Association studies and data platform for electronic health records and omics data
Depressive disorders are among the most common psychiatric disorders in Europe. Despite the large number of available treatments, only a proportion of people with depression benefit from long-term treatment. Although there is considerable evidence that there are subgroups of patients who respond particularly well to certain treatments, there are no established markers for these subgroups.
The integrated research platform P4D aims to investigate these subgroups in order to improve diagnosis, treatment and prevention of depressive disorders through personalised treatment approaches. To this end, an already identified blood marker of antidepressant response will be clinically tested and validated for use in clinical practice. In addition, a large cohort of patients with depressive disorders will be recruited and subjected to deep phenotyping and genotyping to identify new subtypes of depression from the analysis of the extensive data using machine learning methods. On this basis, publicly available, innovative decision support tools will be developed to enable personalised treatment.

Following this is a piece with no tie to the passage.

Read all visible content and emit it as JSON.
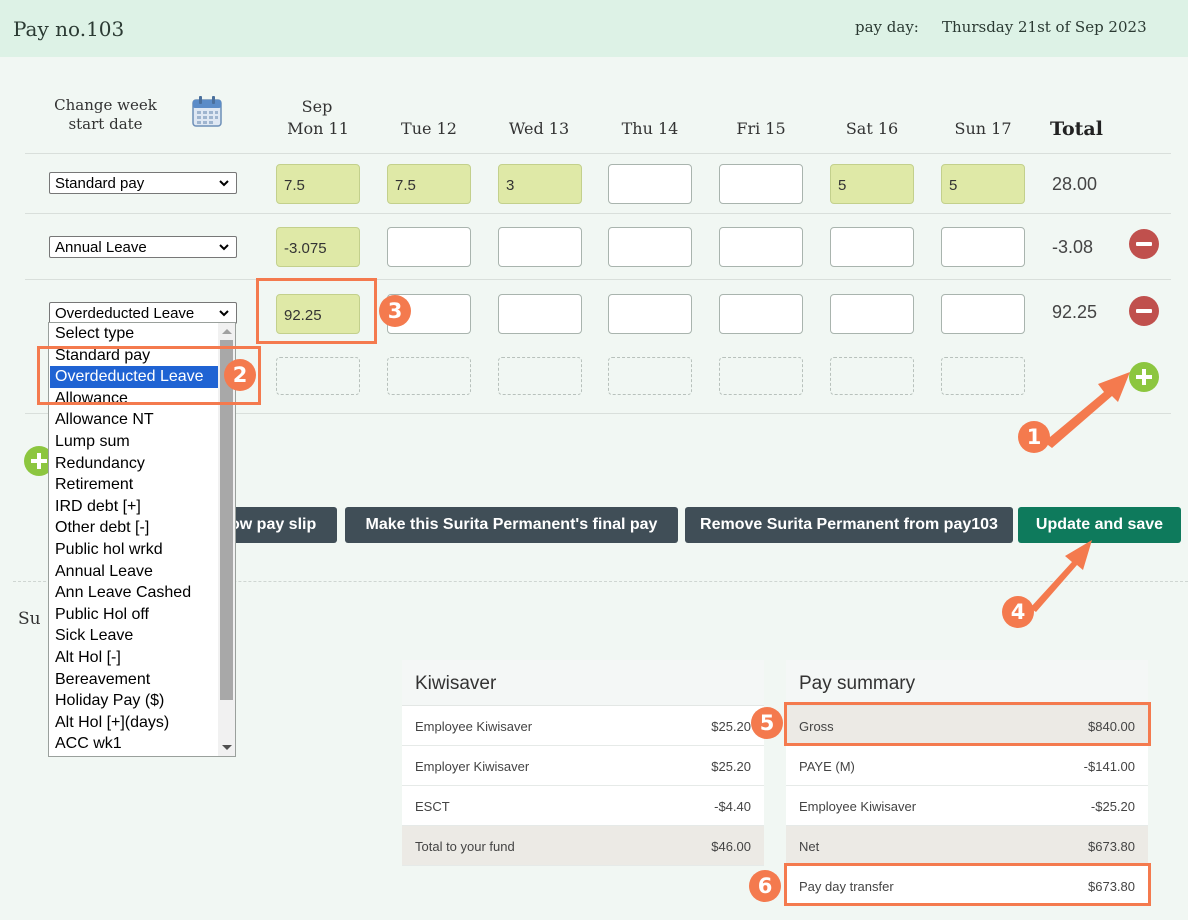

To this end, Leibniz Universität Hannover (LUH) is establishing a system for the secure storage, processing, management and transmission of electronic health records and omics data from the P4D cohort. Novel approaches to raw data compression will be explored to optimise storage, processing and transmission costs. In addition, the LUH is involved in the overall data analysis of the platform to characterise prognostic depression subtypes identified by systems medicine approaches. In particular, new machine learning methods will be developed to generate molecular signatures. The research platform is coordinated by the Hannover Medical School and has a total of ten project partners.